Over four dozen films covering a wide array of issues like conflicts, cultures, climbing, wildlife, environment, globalization, gender, climate change, and lifestyles will be screened back-to-back at both the aforementioned halls during the festival. With other details of KIMFF 2009 already discussed in Republica’s last week’s “Screen” edition, we give you the quick look at the festival schedule and some must-see films with their synopses.
RECOMMENDED
Film from the competitive category
KAREAREA
Directed by: Sandy Crichton
Language: English
Duration: 48 minutes
Synopsis: This award-winning tale tells the extraordinary story of how a population of wild New Zealand falcons has managed to survive in the face of fierce commercial forestry logging practices. It also tells the story of two friends – conservationist and director Sandy Crichton, and 88-year-old wildlife photographer George Chance.

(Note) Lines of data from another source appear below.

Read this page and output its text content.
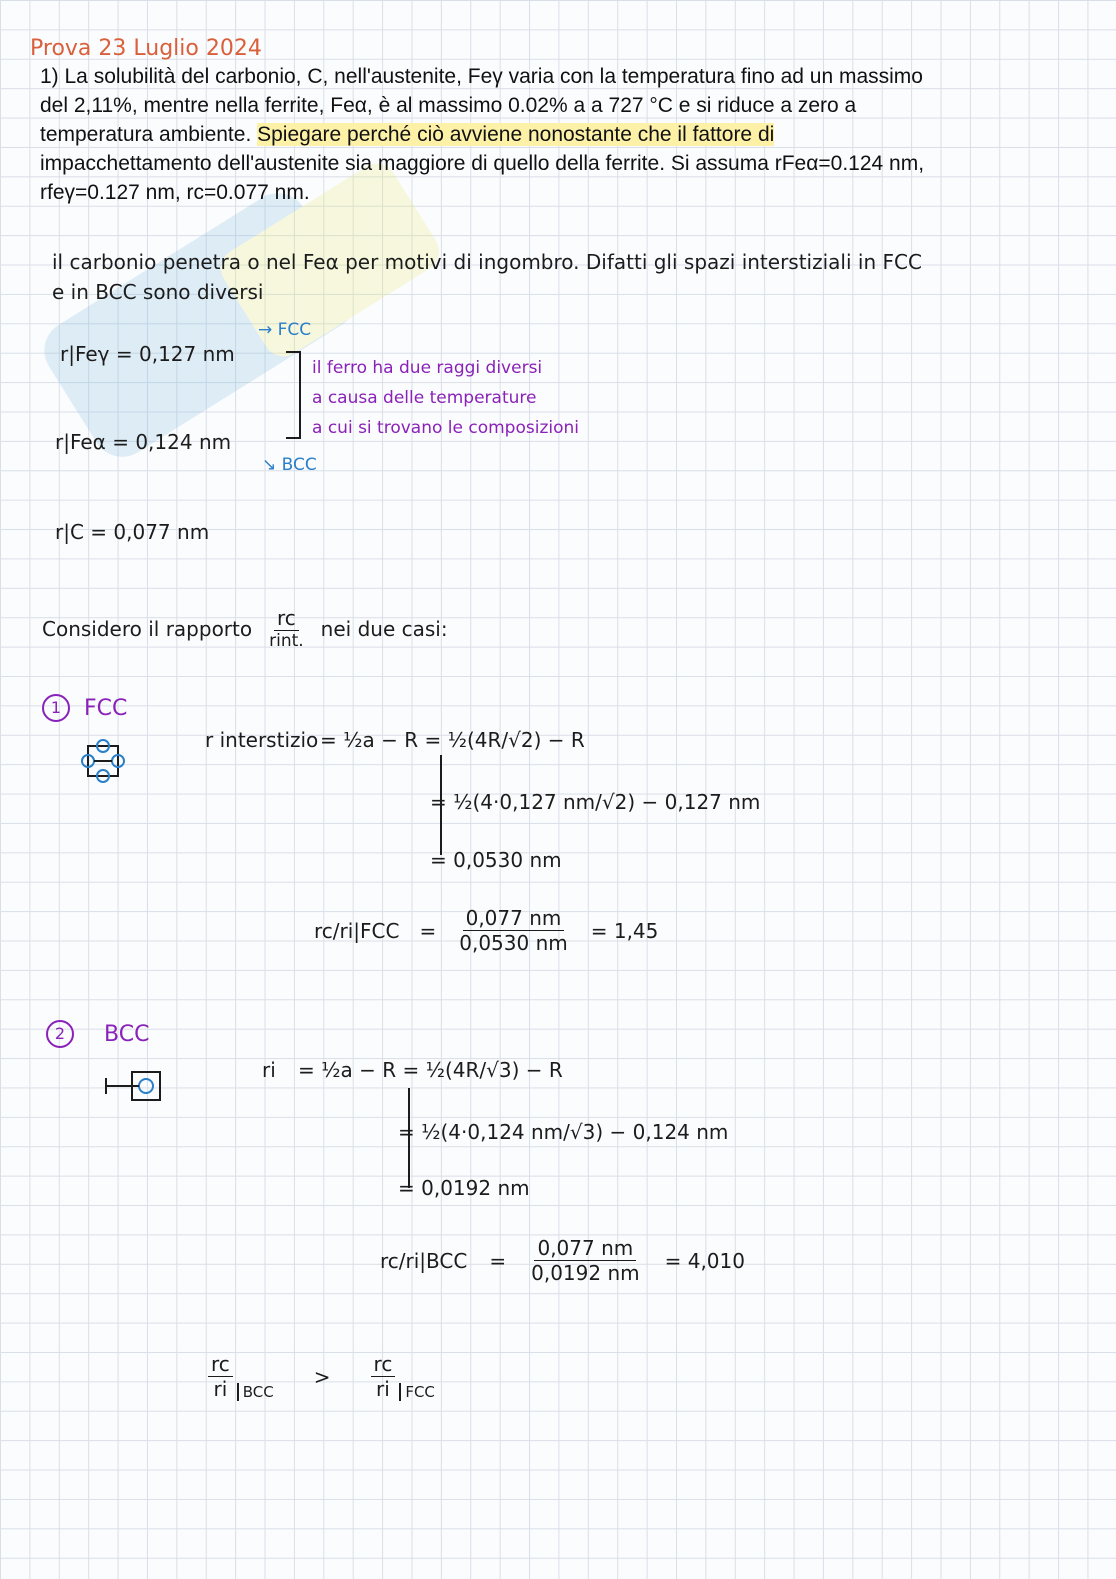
Prova 23 Luglio 2024
1) La solubilità del carbonio, C, nell'austenite, Feγ varia con la temperatura fino ad un massimo
del 2,11%, mentre nella ferrite, Feα, è al massimo 0.02% a a 727 °C e si riduce a zero a
temperatura ambiente. Spiegare perché ciò avviene nonostante che il fattore di
impacchettamento dell'austenite sia maggiore di quello della ferrite. Si assuma rFeα=0.124 nm,
rfeγ=0.127 nm, rc=0.077 nm.
il carbonio penetra o nel Feα per motivi di ingombro. Difatti gli spazi interstiziali in FCC
e in BCC sono diversi
→ FCC
r|Feγ = 0,127 nm
r|Feα = 0,124 nm
↘ BCC
il ferro ha due raggi diversi
a causa delle temperature
a cui si trovano le composizioni
r|C = 0,077 nm
Considero il rapporto $\frac{rc}{\text{rint.}}$ nei due casi:
1	FCC
r interstizio = ½a − R = ½(4R/√2) − R
= ½(4·0,127 nm/√2) − 0,127 nm
= 0,0530 nm
$rc/ri|FCC = \frac{0,077 nm}{0,0530 nm} = 1,45$
2	BCC
ri = ½a − R = ½(4R/√3) − R
= ½(4·0,124 nm/√3) − 0,124 nm
= 0,0192 nm
$rc/ri|BCC = \frac{0,077 nm}{0,0192 nm} = 4,010$
$\frac{rc}{ri}$ BCC
> $\frac{rc}{ri}$ FCC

Bound by their mutual love and admiration for the falcons, Chance’s failing health and eyesight inspires the young Crichton to capture footage of the falcons as a tribute to the latter’s body of work from the 1970s.
From the non-competitive category
AFGHAN GIRLS CAN KICK
Directed by: Bahareh Hosseini
Language: Dari
Duration: 50 minutes
Synopsis: Afghan Girls Can Kick is an intimate fly-on-the-wall documentary portrait of teenage girls breaking the stereotypes set for them by an intensely conservative Afghan society, in some cases escaping grinding poverty, gaining self-esteem and confidence as players in Afghanistan’s first ever women’s national football team.
From Nepali panorama
IN SEARCH OF THE RIYAL
Directed by: Kesang Tseten
Language: English
Duration: 88 minutes
Synopsis: Nepal has rapidly become a pipeline of cheap labor for the Gulf in the last two decades. Young men set out to escape their family woes and grinding poverty, albeit at a high cost, to earn wages of US$6 a day in the alien and stultifying conditions of the Gulf. The film shows a glimpse of gritty migrant conditions, rarely permitted to be filmed by the Gulf States.